Multiple condition filter on dataframe

TL;DR To pass multiple conditions to filter or where use Column objects and logical operators (&, |, ~). See Pyspark: multiple conditions in when clause.

df.filter((col("act_date") >= "2016-10-01") & (col("act_date") <= "2017-04-01"))

You can also use a single SQL string:

df.filter("act_date >='2016-10-01' AND act_date <='2017-04-01'")

In practice it makes more sense to use between:

df.filter(col("act_date").between("2016-10-01", "2017-04-01"))
df.filter("act_date BETWEEN '2016-10-01' AND '2017-04-01'")
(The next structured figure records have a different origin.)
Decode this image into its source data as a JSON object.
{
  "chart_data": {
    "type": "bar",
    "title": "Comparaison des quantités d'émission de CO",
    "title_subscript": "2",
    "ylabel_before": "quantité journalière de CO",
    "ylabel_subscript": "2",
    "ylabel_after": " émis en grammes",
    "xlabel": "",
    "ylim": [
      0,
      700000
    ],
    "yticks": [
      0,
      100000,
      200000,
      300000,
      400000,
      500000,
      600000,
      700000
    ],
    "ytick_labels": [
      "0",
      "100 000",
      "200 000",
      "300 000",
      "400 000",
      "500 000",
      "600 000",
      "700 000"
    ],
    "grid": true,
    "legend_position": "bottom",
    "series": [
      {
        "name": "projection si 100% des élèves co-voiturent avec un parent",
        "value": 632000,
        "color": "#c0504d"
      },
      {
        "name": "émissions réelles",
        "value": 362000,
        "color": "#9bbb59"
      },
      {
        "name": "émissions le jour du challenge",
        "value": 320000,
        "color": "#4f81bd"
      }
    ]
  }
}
The first approach is not even remote valid. In Python, and returns:

  • The last element if all expressions are "truthy".
  • The first "falsey" element otherwise.

As a result

"act_date <='2017-04-01'" and "act_date >='2016-10-01'"

is evaluated to (any non-empty string is truthy):

"act_date >='2016-10-01'"

In first case

df.filter("act_date <='2017-04-01'" and "act_date >='2016-10-01'")\
  .select("col1","col2").distinct().count()

the result is values more than 2016-10-01 that means all the values above 2017-04-01 also.

Whereas in second case

df.filter("act_date <='2017-04-01'").filter("act_date >='2016-10-01'")\
  .select("col1","col2").distinct().count()

the result is the values between 2016-10-01 to 2017-04-01.